明太妃嚇得渾身顫抖,用盡力氣的尖聲大叫着,“皇上,你死就死了吧,你放過臣妾吧!臣妾知道錯了,臣妾給你磕頭了,皇上,皇上……”
身子一軟,拼命的跪在地上使勁的磕着頭,恍然不覺這腦門上已經磕出了青痕,磕出鮮血,“皇上,皇上,臣妾知道錯了,皇上饒過臣妾,臣妾不想死啊……”

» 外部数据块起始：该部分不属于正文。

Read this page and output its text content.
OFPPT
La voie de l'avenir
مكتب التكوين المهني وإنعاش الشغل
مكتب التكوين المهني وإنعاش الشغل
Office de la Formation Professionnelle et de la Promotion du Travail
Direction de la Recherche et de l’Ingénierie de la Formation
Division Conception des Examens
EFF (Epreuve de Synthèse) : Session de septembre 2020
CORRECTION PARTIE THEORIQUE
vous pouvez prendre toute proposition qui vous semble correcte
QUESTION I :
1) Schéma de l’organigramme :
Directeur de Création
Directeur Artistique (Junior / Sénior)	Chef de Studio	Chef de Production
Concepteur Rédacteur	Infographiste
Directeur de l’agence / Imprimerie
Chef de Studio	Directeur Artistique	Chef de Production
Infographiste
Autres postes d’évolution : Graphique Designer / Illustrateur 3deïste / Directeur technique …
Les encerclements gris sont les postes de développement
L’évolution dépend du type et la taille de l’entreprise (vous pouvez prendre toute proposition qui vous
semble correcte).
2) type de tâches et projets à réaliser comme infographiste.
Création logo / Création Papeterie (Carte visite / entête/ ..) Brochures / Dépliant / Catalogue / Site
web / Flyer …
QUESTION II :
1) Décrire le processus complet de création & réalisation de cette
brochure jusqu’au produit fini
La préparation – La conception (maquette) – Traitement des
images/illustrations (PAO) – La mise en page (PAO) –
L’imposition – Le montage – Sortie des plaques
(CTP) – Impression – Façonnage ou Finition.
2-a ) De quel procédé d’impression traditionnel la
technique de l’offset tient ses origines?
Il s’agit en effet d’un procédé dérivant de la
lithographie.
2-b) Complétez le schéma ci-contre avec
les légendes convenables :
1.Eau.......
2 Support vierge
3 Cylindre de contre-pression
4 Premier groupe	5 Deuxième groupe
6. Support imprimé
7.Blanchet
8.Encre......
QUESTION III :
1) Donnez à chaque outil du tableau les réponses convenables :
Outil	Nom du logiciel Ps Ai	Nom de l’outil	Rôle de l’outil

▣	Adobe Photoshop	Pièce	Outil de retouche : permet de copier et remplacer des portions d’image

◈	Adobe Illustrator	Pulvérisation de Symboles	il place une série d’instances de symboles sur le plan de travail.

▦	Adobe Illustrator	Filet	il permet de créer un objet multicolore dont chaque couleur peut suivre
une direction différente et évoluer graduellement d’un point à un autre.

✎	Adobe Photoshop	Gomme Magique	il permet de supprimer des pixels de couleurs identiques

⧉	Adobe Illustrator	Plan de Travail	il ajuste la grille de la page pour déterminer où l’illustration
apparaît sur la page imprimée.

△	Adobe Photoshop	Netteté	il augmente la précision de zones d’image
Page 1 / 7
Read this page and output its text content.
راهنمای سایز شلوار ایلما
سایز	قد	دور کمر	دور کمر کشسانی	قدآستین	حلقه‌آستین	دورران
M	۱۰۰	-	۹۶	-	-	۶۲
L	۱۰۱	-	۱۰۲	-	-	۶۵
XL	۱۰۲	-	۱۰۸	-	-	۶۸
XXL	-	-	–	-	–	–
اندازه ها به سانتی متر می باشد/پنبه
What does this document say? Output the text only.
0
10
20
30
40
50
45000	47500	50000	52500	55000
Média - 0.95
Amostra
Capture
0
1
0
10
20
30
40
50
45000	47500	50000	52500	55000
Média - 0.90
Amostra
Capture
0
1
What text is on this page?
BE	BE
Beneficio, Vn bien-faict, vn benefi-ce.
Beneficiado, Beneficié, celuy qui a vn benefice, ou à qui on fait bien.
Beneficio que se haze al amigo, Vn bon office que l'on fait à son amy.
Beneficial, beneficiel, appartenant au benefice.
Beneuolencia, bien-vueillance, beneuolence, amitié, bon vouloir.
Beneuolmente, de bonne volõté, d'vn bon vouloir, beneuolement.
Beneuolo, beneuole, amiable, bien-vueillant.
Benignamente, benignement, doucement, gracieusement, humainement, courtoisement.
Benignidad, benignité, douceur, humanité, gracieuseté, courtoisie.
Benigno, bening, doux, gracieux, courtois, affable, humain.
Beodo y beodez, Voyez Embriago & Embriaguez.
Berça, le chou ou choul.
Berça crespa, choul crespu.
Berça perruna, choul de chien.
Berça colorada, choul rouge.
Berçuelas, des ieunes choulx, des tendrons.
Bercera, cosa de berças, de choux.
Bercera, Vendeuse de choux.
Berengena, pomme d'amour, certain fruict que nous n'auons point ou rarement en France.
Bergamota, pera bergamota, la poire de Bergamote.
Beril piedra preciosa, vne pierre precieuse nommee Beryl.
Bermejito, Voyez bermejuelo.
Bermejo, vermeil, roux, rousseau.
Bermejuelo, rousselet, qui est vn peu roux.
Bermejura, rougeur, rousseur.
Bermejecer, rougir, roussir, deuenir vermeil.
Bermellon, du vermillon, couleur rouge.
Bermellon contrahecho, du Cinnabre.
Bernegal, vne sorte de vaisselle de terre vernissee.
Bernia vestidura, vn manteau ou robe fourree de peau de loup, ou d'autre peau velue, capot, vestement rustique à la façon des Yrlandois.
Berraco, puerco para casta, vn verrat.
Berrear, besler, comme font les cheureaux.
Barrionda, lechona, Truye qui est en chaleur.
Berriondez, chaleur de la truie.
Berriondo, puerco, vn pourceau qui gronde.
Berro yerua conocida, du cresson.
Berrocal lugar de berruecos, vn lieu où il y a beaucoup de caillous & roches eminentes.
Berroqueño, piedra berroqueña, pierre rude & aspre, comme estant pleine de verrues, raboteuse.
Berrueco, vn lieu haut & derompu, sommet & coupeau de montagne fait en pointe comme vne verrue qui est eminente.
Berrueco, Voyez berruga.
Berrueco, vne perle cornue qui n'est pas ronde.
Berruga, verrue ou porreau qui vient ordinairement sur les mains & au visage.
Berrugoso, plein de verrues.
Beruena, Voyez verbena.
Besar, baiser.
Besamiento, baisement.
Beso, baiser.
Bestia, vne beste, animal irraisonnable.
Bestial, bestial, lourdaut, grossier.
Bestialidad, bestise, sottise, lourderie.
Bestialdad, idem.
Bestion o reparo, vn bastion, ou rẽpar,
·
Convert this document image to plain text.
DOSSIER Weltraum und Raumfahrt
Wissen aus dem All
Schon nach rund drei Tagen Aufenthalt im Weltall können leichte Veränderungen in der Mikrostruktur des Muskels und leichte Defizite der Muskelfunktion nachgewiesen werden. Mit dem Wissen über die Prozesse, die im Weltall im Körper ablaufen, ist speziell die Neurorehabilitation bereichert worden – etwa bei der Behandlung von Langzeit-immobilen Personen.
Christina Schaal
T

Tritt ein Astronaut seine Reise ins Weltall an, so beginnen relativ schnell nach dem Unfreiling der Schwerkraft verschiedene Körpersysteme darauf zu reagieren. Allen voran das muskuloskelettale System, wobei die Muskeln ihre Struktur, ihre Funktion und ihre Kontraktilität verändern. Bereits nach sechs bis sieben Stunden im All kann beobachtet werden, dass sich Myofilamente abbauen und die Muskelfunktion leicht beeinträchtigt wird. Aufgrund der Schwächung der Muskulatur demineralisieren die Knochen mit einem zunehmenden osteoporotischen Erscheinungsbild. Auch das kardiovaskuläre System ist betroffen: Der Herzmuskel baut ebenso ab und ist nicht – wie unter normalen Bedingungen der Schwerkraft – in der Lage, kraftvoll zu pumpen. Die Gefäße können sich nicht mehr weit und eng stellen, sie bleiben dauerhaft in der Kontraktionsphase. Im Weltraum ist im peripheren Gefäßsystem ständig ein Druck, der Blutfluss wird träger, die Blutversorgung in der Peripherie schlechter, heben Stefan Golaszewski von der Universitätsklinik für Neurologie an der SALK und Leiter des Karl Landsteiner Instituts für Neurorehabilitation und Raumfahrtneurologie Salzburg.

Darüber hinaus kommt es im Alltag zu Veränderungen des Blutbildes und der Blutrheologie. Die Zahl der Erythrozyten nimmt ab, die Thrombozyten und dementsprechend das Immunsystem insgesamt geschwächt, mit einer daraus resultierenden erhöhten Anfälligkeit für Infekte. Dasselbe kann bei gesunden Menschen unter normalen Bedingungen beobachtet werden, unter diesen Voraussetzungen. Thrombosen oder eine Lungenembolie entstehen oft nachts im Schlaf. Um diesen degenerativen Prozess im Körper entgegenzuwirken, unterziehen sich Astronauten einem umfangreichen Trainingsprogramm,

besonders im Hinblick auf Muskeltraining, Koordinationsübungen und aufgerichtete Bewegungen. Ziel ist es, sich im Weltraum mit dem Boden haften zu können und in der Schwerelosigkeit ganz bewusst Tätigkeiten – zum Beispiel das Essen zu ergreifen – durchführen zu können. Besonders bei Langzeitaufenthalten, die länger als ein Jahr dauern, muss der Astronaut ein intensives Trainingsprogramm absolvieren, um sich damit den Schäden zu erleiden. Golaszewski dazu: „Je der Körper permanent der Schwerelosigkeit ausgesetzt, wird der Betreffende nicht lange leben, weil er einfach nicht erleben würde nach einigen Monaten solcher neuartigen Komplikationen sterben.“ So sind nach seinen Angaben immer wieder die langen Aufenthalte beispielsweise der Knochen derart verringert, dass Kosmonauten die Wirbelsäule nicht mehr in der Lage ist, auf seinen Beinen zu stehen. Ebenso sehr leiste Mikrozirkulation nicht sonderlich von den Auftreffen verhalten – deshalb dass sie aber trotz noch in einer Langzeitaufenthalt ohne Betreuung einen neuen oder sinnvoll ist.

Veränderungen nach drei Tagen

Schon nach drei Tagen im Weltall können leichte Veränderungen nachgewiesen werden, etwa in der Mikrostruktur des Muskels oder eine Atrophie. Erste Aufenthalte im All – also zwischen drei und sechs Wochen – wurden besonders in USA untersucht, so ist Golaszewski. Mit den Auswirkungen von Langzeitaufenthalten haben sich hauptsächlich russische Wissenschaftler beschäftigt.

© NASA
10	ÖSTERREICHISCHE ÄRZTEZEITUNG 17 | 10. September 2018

淒厲的哭喊聲,像是挖了她心肺一般的痛極怨極又恨極!還有一種不甘命運的絕望,讓她歇斯底里的叫着叫着叫着……
進門的韋皓靜靜的看着她,眼裡流露出一絲傷感,明太妃沒有發覺,韋皓道:“愛妃,鈺兒,他到底是誰的兒子?”
話一出口,韋皓滿心苦澀。
他一生都工於心計,卻沒想到,被一個女人,瞞了這麼久,直到死……
“他……他是皇上的兒子啊!皇上,臣妾沒有騙你,他真的是皇上的兒子。”
明太妃渾身顫抖着,腦裡突然閃過了一道清明。
她驀然擡頭,韋皓一雙眼睛鬼火憧憧,她頓時一驚,那一道清明又膽怯的縮了回去。
韋皓一隻手伸出,按在她微微**的脖間,冰涼的觸感,沒有任何溫度,像是一條軟體的毒蛇,盤踞在她的脖間,稍稍一動,便要枉死黃泉。
“皇上,我……”
明太妃拼命的抖着身子,仍舊在抗拒着。韋皓幽幽一嘆,“愛妃,你不乖。說謊,是要遭受拔舌之苦的……”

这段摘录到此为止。